On Wed, 16 Jun 2021 at 20:15, Thomas Martitz kugel@rockbox.org wrote:
Am 16.06.21 um 11:30 schrieb Lex Trotman:
Thanks Thomas but unfortunately you have given me even more questions that the Matrix site doesn't answer (that I could find) :-S
There seems to be some misconception. Matrix is a federated protocol. That means that there is no single instance that is the "host" of a #geany matrix channel.
Anyone can open such a channel, and it will propagate to any Matrix server that "owns" clients that participate in the chat, and all of those servers have the entire history.
So how does a server get clients? Or perhaps its more how does a client find a server? If I want to join a channel what do I do? Who runs the servers?

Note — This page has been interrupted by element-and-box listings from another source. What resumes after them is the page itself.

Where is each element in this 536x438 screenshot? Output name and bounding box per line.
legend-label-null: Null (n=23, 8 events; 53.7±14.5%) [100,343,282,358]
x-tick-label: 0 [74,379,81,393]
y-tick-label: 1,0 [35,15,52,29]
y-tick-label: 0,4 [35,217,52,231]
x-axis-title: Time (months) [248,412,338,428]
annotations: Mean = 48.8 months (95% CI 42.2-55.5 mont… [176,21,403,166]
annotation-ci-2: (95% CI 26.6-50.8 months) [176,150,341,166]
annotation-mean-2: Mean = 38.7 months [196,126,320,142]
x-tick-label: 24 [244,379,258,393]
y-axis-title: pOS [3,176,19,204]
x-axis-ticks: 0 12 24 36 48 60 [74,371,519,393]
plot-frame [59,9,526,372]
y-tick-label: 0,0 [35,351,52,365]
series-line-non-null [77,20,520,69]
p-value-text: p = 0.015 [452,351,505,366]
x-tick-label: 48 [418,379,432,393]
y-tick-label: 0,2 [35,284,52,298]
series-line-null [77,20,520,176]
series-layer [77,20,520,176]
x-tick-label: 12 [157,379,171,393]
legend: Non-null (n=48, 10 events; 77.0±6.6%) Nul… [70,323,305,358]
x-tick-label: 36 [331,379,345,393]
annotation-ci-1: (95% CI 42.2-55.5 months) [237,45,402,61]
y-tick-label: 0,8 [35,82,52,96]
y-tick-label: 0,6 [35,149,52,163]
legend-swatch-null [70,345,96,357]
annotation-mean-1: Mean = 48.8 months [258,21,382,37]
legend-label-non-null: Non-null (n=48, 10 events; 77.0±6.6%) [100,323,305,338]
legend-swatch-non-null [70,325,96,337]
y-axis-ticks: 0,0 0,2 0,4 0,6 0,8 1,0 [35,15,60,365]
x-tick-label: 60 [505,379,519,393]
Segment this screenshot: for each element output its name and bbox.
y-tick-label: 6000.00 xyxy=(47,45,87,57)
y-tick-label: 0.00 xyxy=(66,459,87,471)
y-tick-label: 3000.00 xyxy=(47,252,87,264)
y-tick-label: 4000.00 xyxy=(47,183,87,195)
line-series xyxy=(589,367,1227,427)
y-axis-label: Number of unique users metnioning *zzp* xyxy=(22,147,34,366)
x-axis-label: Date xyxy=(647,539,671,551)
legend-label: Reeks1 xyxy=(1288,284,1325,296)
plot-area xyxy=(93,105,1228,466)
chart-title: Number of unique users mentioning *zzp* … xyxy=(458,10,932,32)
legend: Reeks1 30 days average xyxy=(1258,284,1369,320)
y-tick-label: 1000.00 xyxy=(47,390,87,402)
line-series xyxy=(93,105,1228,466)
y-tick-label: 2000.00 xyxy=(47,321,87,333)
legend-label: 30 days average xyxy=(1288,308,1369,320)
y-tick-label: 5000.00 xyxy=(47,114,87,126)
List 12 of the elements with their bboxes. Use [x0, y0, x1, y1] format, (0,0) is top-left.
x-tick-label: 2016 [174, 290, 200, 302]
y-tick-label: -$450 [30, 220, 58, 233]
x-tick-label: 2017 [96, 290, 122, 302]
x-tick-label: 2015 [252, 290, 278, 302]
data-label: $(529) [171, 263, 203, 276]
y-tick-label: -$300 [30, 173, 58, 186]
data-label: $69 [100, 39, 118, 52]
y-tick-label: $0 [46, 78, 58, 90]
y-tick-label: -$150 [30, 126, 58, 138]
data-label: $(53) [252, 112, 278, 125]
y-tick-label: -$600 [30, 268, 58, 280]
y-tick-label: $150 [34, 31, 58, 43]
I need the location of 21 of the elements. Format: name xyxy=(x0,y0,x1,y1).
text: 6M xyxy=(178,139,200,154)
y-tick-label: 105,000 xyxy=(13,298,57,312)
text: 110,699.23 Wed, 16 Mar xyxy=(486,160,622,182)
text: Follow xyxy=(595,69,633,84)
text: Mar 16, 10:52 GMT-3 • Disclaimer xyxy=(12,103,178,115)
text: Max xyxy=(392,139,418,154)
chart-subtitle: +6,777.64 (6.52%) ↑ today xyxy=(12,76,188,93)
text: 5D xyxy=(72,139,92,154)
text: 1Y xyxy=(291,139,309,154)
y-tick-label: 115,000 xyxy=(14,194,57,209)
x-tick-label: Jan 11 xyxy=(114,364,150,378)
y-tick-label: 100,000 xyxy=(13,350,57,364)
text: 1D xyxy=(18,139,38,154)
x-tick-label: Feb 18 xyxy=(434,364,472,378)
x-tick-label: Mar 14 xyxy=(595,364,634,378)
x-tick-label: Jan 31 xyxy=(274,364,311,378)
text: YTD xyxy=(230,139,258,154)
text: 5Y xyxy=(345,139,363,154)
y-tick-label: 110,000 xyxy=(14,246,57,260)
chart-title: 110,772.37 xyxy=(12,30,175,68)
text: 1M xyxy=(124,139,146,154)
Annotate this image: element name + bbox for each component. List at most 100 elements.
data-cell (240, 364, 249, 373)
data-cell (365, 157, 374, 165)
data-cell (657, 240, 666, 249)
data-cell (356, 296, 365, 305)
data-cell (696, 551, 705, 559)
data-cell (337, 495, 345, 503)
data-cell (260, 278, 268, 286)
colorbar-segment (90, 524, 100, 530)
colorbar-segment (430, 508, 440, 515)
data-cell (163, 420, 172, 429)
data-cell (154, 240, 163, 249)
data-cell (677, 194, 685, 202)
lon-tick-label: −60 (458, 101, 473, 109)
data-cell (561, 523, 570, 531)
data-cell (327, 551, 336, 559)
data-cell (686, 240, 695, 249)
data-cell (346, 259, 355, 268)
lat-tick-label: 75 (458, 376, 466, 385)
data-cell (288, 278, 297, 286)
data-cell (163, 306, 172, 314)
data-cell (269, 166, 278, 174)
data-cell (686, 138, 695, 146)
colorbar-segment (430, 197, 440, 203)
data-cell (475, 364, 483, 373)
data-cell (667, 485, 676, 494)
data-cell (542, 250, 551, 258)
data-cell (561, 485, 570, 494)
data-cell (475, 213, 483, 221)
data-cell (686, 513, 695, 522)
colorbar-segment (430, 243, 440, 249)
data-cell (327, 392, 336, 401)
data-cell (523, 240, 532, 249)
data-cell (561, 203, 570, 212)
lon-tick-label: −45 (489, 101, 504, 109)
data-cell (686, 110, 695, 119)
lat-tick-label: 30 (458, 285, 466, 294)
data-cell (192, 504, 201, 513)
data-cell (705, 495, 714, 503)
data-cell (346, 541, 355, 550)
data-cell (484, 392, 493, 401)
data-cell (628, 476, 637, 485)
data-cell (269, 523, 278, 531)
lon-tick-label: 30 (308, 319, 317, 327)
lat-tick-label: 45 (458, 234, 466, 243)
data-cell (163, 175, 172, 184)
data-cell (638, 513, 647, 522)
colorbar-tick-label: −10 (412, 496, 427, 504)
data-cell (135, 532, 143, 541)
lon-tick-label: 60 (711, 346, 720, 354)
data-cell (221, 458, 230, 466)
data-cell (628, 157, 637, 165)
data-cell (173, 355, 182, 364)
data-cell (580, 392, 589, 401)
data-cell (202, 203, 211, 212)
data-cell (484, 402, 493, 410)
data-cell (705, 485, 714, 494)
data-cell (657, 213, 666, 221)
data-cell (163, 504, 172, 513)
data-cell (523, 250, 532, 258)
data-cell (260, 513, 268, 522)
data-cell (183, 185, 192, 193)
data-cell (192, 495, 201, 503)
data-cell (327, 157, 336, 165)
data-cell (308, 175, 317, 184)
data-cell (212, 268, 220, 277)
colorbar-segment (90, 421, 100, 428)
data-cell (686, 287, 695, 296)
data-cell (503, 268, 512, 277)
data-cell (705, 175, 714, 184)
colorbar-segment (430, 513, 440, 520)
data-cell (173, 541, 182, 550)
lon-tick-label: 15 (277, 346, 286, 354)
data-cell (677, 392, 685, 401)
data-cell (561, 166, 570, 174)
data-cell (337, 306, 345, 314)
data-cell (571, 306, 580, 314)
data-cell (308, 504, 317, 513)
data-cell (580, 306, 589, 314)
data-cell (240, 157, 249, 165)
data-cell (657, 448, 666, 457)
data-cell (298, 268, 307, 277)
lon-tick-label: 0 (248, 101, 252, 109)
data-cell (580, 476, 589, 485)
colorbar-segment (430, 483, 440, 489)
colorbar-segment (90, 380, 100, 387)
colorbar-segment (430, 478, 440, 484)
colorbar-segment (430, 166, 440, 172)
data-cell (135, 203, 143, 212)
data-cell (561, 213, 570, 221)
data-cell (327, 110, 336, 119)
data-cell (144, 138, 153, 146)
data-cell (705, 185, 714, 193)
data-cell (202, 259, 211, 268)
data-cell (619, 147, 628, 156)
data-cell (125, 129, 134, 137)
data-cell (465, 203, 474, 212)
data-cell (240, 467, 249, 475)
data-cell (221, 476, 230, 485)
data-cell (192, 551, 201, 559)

You register your Matrix account on a server of your choice.
Yes, but how do I find a server or servers and how do I choose? With IRC at least all that happened in the background.
matrix.org hosts the reference server but anyone is free to host commercial or personal ones like I do (then called homeserver).
Expecting users to run a server to get support is unreasonable, and I won't run one, so lets keep to what clients can do.
(There is a reference server side that is FOSS and there are a number of competing implementations as well, for example in Rust).
You can register within the clients, for example on https://app.element.io/, and then you can readily join all channels over the world.
And if that server goes away I'm stuffed?
So its like IRC in that all conversations on the #geany channel are mixed together. But unlike IRC the servers maintain the history?
Yes, it's a flat chat. From my past experience with #geany on irc (which is very low traffic) that's good enough.
It is the only reason it might work, but it would still make replying to questions messy and conversations all mixed up.
I only know Rocket.Chat (https://rocket.chat/) that allows for sub-threads in channels. We use that at work, and that feature is sometimes nice, but the UI is not great (sub-threads are in a tiny window on the right) so I often want to avoid sub-threads.
Sigh, how often is a useful feature killed by a bad UI :-S
So there is no action required to keep the channel alive, as long as there are participating (even if idle) users.
How does the "federation" handle loss of servers? Are there IRC like net splits? Or does it handle it all better?
When a server goes down then users that have their accounts on that server cannot participate anymore. Other users are not affected. When the server comes back online it fetches the missing history of what happend during the downtime.
Which comes back to the question of how to find/choose a server.
Federation is not for load-balancing or redundancy, at least not primarily. It's so that there can multiple servers in the ecosystem to chose from. You might trust server A more than B, or server C could offer better services for a fee.
Essentially it looks to me like its better than IRC in some places and worse in others, but its still chat, and I'm over it for support purposes.
Obviously its ok if people want to run a channel/room/whatever its called as an unofficial support mechanism and probably the Geany website should acknowledge it, but it should be referred to as unofficial by the Geany website.
I'm not at all stuck on Github discussions, except its there, now (admittedly as beta), there are already two entries, we don't have to do anything, and it keeps conversations together. I understand the point of users having to make an account on a techie type site like github, but as I said before, they will have to make one somewhere unless it happens to be something they use already. Same for zulip, same for discourse, same for IRC, same for matrix.
Seems we havn't found a good, free for projects like Geany, simple solution yet, what else is there?